I wonder if it would be worth it for PA to dig down and put drains around all their flood-prone spots, such as the 15th street shaft, hoboken station, exchange place, etc etc etc, connect it to high powered pumps powered by generators , pump the water back out, kind of like a bilge pump on a ship....
 #1142475  by lirr42
 
25Hz wrote:I wonder if it would be worth it for PA to dig down and put drains around all their flood-prone spots, such as the 15th street shaft, hoboken station, exchange place, etc etc etc, connect it to high powered pumps powered by generators , pump the water back out, kind of like a bilge pump on a ship....

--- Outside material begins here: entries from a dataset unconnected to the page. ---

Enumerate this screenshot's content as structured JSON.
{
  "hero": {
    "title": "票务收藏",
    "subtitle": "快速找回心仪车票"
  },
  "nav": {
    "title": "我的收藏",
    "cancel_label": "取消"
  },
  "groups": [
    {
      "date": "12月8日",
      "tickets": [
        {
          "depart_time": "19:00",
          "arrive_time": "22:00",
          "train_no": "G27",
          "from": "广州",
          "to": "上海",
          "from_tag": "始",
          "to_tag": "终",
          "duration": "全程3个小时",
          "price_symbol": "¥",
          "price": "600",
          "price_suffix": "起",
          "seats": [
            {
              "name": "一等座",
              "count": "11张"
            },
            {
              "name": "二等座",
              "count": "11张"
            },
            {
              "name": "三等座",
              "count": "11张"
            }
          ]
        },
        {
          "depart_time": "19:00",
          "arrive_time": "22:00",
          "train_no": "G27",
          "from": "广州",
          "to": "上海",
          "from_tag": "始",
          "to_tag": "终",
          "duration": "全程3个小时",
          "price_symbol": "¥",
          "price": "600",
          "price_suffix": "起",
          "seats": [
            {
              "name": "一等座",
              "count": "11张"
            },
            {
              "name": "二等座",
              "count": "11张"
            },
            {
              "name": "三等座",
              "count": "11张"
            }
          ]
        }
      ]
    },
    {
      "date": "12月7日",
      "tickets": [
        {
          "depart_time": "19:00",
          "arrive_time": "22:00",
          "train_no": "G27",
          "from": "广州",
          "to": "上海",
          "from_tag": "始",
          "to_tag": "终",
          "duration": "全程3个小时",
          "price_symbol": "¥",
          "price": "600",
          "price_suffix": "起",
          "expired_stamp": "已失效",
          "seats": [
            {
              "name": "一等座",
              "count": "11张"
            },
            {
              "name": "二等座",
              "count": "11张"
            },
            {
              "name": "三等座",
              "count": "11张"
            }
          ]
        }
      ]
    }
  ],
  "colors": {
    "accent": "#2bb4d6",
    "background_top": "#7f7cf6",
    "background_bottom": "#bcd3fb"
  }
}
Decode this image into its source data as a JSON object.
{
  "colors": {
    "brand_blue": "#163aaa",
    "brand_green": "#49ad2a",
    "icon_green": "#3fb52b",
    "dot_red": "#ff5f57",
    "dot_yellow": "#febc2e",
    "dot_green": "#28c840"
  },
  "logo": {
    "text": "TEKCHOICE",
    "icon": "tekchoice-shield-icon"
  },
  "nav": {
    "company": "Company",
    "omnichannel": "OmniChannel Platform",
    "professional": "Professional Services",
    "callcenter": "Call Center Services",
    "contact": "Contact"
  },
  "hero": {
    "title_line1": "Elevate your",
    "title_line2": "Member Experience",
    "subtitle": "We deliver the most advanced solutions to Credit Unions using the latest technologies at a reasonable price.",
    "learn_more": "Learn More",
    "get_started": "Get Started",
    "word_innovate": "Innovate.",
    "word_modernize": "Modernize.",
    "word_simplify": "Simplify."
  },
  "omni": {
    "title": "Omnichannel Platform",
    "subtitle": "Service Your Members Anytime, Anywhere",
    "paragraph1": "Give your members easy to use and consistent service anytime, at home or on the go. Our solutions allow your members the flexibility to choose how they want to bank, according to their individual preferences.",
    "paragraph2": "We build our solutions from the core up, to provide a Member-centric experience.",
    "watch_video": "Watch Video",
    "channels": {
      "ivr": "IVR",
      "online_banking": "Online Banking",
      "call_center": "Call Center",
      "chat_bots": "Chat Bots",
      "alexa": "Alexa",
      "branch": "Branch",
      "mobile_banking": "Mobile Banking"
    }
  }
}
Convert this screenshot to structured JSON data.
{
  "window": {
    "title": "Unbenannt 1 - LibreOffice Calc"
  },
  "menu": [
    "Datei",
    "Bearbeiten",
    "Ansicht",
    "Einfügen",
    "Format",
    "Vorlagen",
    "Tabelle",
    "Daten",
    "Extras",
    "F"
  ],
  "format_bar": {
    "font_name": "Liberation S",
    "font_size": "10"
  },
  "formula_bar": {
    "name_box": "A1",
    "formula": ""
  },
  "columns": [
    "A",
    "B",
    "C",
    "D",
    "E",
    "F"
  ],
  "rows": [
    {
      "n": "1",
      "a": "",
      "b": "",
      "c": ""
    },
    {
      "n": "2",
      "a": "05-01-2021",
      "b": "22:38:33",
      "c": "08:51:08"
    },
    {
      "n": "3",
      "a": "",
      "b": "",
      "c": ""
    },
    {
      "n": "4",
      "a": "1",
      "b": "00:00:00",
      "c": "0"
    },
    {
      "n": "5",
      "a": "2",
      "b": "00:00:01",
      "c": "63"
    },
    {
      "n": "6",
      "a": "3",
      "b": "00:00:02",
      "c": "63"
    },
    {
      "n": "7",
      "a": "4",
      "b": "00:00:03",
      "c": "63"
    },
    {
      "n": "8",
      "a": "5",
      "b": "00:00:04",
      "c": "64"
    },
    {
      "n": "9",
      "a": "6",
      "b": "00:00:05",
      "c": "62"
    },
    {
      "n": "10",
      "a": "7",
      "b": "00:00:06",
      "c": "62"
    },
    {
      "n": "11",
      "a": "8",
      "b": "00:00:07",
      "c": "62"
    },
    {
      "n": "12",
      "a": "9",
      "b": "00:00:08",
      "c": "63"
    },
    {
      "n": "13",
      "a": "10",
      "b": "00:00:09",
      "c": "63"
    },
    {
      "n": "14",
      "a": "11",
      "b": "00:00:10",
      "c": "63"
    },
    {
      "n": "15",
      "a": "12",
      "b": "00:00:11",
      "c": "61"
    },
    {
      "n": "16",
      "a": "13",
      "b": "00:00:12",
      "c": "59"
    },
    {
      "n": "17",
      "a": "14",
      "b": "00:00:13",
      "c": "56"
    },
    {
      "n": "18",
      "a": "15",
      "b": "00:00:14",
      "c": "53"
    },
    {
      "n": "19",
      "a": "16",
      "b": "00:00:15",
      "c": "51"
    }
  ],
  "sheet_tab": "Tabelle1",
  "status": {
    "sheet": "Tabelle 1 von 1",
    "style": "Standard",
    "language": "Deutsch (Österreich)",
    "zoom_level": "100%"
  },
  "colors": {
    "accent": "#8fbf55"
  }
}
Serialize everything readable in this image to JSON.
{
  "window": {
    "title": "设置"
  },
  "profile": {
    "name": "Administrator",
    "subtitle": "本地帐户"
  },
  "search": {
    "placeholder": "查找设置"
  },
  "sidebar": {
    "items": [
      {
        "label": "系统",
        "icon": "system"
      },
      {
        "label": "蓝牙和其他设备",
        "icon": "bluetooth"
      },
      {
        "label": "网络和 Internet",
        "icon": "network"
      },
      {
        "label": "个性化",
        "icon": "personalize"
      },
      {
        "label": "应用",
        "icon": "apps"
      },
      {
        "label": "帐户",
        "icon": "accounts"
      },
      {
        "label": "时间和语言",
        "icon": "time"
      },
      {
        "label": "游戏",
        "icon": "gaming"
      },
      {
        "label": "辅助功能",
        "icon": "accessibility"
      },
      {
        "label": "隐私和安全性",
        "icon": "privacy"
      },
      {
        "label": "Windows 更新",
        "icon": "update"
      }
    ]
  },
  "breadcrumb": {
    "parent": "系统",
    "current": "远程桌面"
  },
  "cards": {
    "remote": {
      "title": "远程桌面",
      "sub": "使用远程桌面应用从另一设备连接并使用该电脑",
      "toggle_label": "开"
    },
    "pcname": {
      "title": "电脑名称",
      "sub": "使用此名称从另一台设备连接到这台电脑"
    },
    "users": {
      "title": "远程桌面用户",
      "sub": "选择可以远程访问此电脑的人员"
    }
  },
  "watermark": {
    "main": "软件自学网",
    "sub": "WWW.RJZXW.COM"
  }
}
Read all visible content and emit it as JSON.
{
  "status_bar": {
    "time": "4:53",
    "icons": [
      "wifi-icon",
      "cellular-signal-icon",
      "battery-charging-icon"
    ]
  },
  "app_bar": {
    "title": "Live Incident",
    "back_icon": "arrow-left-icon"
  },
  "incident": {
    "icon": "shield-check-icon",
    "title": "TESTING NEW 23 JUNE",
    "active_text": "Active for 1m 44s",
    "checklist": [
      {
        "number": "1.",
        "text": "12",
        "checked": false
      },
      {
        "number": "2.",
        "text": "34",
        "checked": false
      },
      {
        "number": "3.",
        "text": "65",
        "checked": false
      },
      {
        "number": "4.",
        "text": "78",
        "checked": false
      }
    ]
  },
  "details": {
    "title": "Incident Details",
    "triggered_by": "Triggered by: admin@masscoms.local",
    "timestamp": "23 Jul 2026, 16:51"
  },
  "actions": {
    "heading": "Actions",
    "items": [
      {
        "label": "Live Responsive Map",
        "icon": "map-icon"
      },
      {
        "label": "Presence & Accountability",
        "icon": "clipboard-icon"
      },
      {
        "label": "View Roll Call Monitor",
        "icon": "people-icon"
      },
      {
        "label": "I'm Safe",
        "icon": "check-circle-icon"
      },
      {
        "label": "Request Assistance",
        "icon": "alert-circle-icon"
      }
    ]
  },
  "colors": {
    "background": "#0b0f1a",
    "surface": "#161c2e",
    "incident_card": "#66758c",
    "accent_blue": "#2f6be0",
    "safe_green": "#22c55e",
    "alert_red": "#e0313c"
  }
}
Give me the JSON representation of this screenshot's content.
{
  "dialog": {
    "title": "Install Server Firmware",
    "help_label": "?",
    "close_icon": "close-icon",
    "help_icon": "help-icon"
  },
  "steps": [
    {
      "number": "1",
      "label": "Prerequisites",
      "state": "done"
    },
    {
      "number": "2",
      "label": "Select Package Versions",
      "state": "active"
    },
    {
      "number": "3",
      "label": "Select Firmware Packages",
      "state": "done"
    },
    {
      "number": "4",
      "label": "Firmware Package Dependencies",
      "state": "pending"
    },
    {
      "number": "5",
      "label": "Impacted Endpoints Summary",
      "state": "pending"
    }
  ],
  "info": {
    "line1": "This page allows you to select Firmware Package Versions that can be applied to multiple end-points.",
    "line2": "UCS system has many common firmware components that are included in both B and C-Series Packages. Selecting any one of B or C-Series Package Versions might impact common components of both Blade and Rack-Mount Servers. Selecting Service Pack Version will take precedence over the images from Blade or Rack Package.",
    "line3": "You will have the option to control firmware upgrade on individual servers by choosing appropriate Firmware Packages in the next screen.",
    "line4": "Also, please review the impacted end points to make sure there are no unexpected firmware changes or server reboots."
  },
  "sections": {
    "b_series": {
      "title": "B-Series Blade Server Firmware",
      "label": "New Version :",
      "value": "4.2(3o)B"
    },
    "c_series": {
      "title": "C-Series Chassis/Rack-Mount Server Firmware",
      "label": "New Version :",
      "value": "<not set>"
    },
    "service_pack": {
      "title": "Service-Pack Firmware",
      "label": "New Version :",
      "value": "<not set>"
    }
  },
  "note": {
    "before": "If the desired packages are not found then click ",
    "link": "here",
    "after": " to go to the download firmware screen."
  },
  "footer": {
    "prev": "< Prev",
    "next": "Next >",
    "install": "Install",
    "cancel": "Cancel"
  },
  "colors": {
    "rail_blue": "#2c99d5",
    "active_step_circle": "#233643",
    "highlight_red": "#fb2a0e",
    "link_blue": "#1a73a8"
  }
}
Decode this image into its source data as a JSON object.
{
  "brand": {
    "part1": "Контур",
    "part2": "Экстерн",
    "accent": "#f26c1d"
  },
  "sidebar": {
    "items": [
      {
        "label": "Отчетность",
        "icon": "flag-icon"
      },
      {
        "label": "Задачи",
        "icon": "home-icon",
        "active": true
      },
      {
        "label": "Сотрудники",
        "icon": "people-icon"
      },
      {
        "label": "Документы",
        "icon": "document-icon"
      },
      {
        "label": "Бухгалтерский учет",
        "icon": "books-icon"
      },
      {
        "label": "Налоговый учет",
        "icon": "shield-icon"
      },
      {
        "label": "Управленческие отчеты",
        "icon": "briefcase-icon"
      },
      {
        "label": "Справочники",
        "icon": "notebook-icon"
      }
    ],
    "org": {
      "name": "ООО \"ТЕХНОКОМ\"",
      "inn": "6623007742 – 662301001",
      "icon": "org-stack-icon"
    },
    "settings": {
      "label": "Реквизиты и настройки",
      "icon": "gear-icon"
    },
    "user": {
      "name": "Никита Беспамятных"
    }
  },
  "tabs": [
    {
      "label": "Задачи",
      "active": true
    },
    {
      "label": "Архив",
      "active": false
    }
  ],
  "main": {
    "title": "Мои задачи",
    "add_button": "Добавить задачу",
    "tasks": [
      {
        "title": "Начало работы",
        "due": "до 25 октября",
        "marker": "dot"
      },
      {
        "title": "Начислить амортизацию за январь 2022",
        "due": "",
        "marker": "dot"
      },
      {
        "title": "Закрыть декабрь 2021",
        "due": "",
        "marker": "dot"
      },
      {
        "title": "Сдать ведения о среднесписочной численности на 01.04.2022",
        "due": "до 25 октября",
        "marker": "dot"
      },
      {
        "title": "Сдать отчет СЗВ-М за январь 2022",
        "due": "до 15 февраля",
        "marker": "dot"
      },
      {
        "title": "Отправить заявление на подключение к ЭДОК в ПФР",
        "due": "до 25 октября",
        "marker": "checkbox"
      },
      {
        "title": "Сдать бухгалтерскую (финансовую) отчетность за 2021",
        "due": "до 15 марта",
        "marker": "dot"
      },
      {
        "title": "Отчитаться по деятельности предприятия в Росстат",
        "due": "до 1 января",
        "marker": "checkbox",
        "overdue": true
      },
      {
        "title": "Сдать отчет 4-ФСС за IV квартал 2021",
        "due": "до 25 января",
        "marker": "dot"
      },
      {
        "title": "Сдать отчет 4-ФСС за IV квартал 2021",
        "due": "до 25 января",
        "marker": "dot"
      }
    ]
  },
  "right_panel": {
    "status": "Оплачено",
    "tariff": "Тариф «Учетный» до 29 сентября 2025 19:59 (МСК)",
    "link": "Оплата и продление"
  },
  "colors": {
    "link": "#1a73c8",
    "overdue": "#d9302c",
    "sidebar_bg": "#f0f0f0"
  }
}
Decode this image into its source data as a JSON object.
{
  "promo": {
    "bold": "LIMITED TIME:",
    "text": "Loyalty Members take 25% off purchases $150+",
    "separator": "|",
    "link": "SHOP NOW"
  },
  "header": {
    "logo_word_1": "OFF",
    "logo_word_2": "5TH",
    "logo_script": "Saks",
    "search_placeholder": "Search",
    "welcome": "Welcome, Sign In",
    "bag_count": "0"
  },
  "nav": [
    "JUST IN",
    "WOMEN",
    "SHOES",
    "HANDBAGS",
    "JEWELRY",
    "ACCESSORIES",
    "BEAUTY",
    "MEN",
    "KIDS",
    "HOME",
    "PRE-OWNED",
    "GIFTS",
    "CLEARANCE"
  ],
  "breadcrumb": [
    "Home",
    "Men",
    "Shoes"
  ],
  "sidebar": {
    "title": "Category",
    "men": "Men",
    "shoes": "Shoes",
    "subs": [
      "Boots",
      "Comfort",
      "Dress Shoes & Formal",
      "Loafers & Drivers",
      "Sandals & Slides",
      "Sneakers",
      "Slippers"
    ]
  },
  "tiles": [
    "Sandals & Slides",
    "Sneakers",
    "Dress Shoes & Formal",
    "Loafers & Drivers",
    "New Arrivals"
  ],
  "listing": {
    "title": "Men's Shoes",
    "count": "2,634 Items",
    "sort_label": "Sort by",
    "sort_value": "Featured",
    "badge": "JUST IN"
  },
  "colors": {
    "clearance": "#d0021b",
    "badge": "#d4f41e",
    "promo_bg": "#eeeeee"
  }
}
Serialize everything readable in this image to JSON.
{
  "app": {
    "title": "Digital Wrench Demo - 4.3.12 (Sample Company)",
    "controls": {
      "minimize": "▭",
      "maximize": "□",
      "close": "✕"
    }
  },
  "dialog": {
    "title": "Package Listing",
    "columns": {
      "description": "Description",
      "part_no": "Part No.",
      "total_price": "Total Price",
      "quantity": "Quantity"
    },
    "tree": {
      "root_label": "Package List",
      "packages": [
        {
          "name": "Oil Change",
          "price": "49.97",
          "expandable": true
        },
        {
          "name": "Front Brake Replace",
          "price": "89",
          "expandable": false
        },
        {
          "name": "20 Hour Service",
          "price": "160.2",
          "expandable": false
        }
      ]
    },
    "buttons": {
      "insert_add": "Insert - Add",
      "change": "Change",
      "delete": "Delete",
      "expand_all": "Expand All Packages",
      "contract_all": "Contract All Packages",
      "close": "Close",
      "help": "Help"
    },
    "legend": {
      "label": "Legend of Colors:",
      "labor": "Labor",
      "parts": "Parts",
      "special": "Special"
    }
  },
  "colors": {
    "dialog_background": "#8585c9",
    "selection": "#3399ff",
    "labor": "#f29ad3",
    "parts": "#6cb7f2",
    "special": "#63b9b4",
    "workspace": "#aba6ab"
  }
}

A good idea, but my primary concern with that would be you'd need some pretty big pumps to get out the water at the same rate it flows in. When that storm surge comes in those tunnels fill up fast and my big concern is that with a really big storm the pumps will become overwhelmed and not perform their function.
 #1143965  by 25Hz
 
I think they could figure it out. You'd take a gallons per second estimate from a 18 foot surge, then see what size piping and pumps you'd need, then design a backup/uninterruptible power supply system. One thing they could do is take a large Diesel generator and place it and a fuel tank well above that 18 foot level. It might work to place a bank of generators at one location and wire up redundant direct connections to each pump.

If they did it right they would be able to keep those spots dry, or at least keep them from filling with water in combination with sandbags.

At exchange place they really need to construct walls with passages that they can easily close up around the escalator headhouse or at the very least some kind of mechanism to seal off the doors.